Stocks jumped and commodities rallied on Friday after data showed U.S. job losses were less than expected in August, the second major report this week to ease fears the American economy may slip back into recession.
The price of government debt on both sides of the Atlantic fell as the report on the U.S. labour market offered fresh evidence that a double-dip recession may not be in the works. Recent poor data had strongly suggested a double dip might be ahead.
Private payrolls growth surprised on the upside, and U.S. employment declined far less than expected, confounding the market's gloomy prognosis in recent weeks on the U.S. economy.
We're not growing very fast, but it doesn't suggest the situation is continuing to deteriorate, said Nigel Gault, chief U.S. economist at IHS Global Insight in Lexington, Massachusetts.
It's not a great report, but it's a bit better than expected, and it does not indicate that we're into some sort of headlong plunge into a double dip, Gault said.
Risky assets pared gains after a report on the U.S. non-manufacturing sector grew below expectations in August, even though it expanded for an eighth straight month.
Copper prices hit a fresh four-month high and silver climbed to its highest since March 2008 on the improved outlook for economic growth.
European shares hit a three-week closing high and the benchmark S&P 500 index was close to posting its biggest weekly gain in almost two months.
MSCI's all-country world index was up 0.9 percent and about 3.6 percent for the week -- its biggest weekly gain since the week ended July 11.
The Dow Jones industrial average <.DJI> was up 71.68 points, or 0.69 percent, at 10,391.78. The Standard & Poor's 500 Index <.SPX> was up 8.56 points, or 0.79 percent, at 1,098.66. The Nasdaq Composite Index <.IXIC> was up 19.81 points, or 0.90 percent, at 2,219.82.
While investors' appetite for risk rose on the payrolls report, data on national services by The Institute for Supply Management provided a mixed outlook for the economy.
What we're seeing here is that the recovery continues to bounce around. This supports our view that we're going to see a below-average recovery, though the jobs data earlier today made the case for a double-dip harder to make, said Channing Smith, vice president of Capital Advisors in Tulsa, Oklahoma.
Crude oil retreated after briefly rising on the jobs report, and gold prices curbed losses of more than 1 percent to trade lower on the services sector data.
U.S. light sweet crude oil fell $1.31 to $73.71 a barrel.
Debt prices fell.
The benchmark 10-year Treasury note, down a full point earlier in the session, fell 24/32 in price to yield 2.71 percent after the ISM report.

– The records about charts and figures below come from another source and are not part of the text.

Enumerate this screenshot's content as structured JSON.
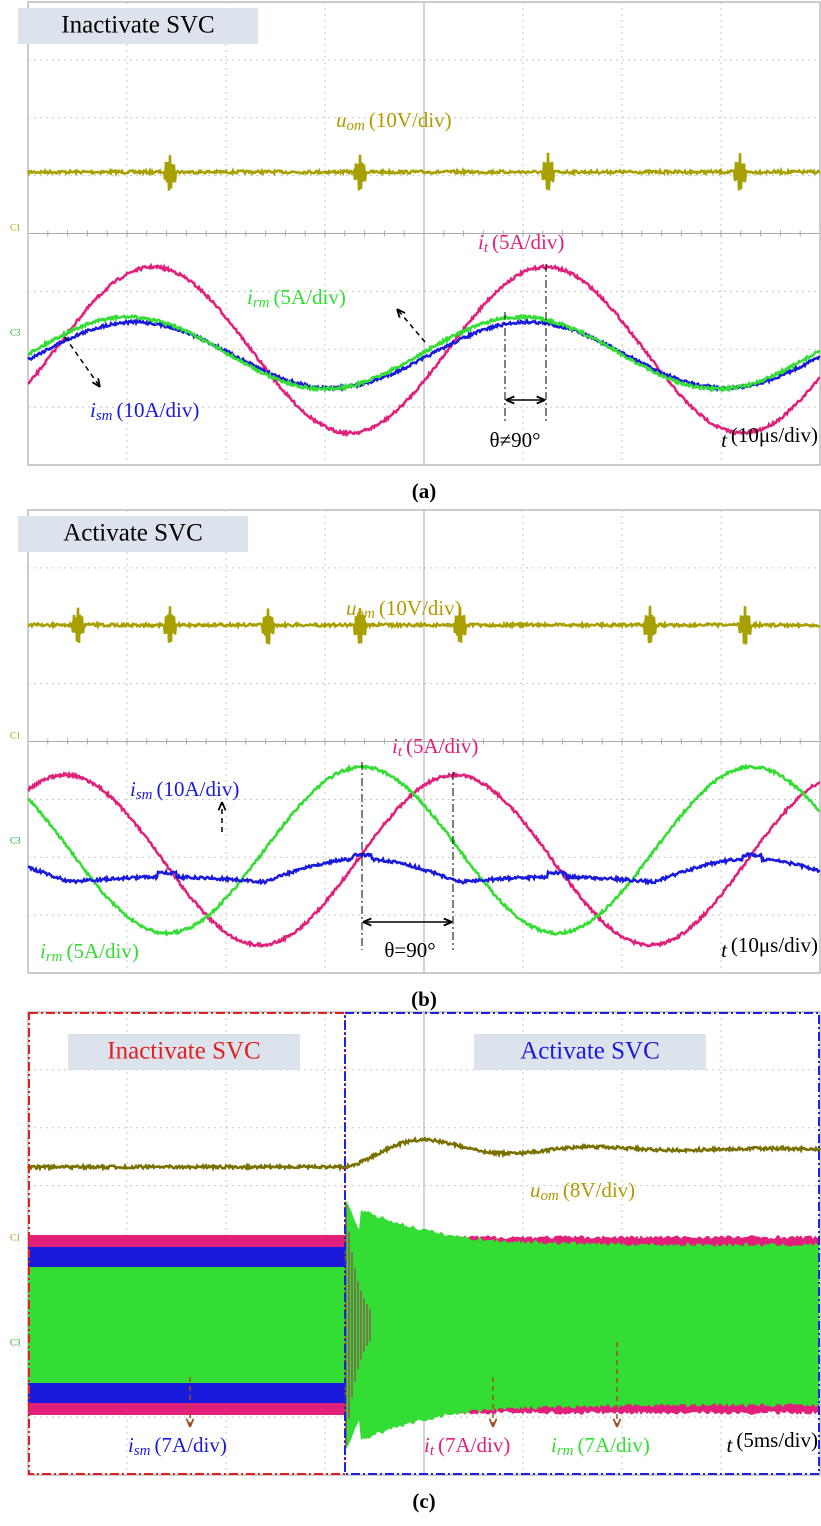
{
  "panels": [
    {
      "title": "Inactivate SVC",
      "channels": [
        "C1",
        "C3"
      ],
      "traces": {
        "u_om": {
          "symbol": "u",
          "subscript": "om",
          "scale": "(10V/div)"
        },
        "i_t": {
          "symbol": "i",
          "subscript": "t",
          "scale": "(5A/div)"
        },
        "i_rm": {
          "symbol": "i",
          "subscript": "rm",
          "scale": "(5A/div)"
        },
        "i_sm": {
          "symbol": "i",
          "subscript": "sm",
          "scale": "(10A/div)"
        }
      },
      "angle": "θ≠90°",
      "time": {
        "symbol": "t",
        "scale": "(10μs/div)"
      },
      "caption": "(a)"
    },
    {
      "title": "Activate SVC",
      "channels": [
        "C1",
        "C3"
      ],
      "traces": {
        "u_om": {
          "symbol": "u",
          "subscript": "om",
          "scale": "(10V/div)"
        },
        "i_t": {
          "symbol": "i",
          "subscript": "t",
          "scale": "(5A/div)"
        },
        "i_sm": {
          "symbol": "i",
          "subscript": "sm",
          "scale": "(10A/div)"
        },
        "i_rm": {
          "symbol": "i",
          "subscript": "rm",
          "scale": "(5A/div)"
        }
      },
      "angle": "θ=90°",
      "time": {
        "symbol": "t",
        "scale": "(10μs/div)"
      },
      "caption": "(b)"
    },
    {
      "titles": [
        "Inactivate SVC",
        "Activate SVC"
      ],
      "channels": [
        "C1",
        "C3"
      ],
      "traces": {
        "u_om": {
          "symbol": "u",
          "subscript": "om",
          "scale": "(8V/div)"
        },
        "i_sm": {
          "symbol": "i",
          "subscript": "sm",
          "scale": "(7A/div)"
        },
        "i_t": {
          "symbol": "i",
          "subscript": "t",
          "scale": "(7A/div)"
        },
        "i_rm": {
          "symbol": "i",
          "subscript": "rm",
          "scale": "(7A/div)"
        }
      },
      "time": {
        "symbol": "t",
        "scale": "(5ms/div)"
      },
      "caption": "(c)"
    }
  ]
}
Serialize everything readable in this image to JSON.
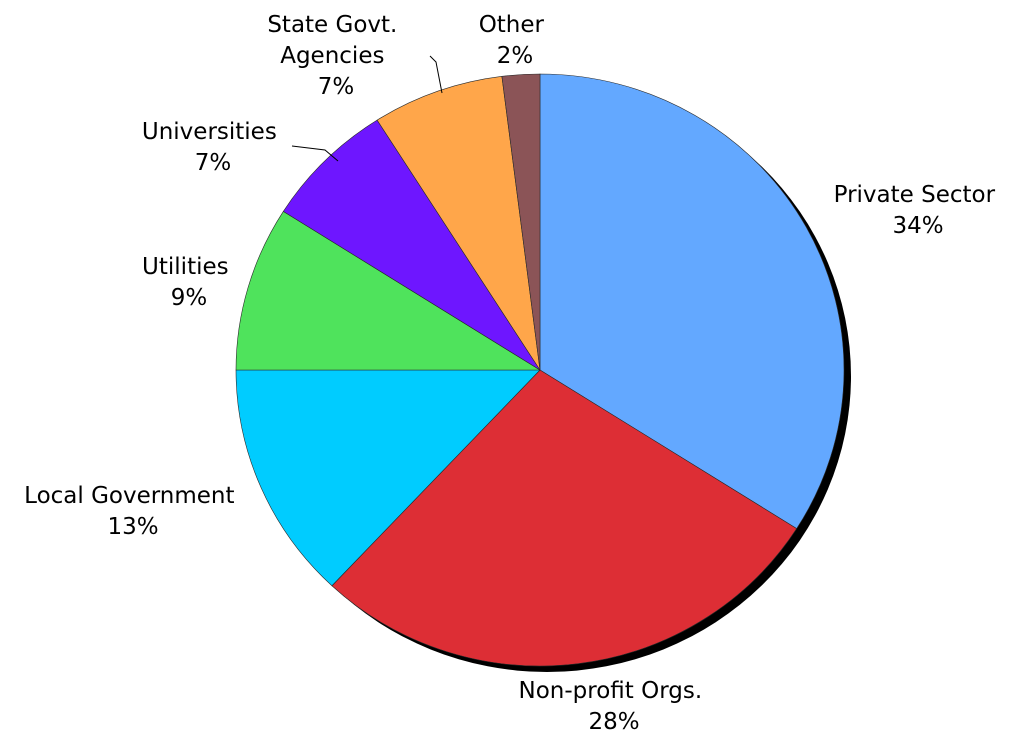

September Bund futures settled at 132.0, down 72 ticks on the day.
The U.S. dollar fell against the euro and commodity currencies after the jobs data boosted the appetite for riskier assets.
The dollar was down against a basket of major currencies, with the U.S. Dollar Index <.DXY> down 0.44 percent at 82.097.
The euro was up 0.48 percent at $1.2887, and against the Japanese yen, the dollar was up 0.24 percent at 84.49.
Oil prices edged into positive territory on the jobs report, then pared gains to turn lower after the services sector data.
U.S. light sweet crude oil fell $1.31 to $73.71 a barrel. Spot gold prices fell 55 cents to $1,250.20 an ounce.
Asian stocks edged higher before the job report, with MSCI's regional stock index outside Japan up 0.3 percent. Japan's Nikkei <.N225> rose 0.6 percent, but was still down more than 13 percent for the year.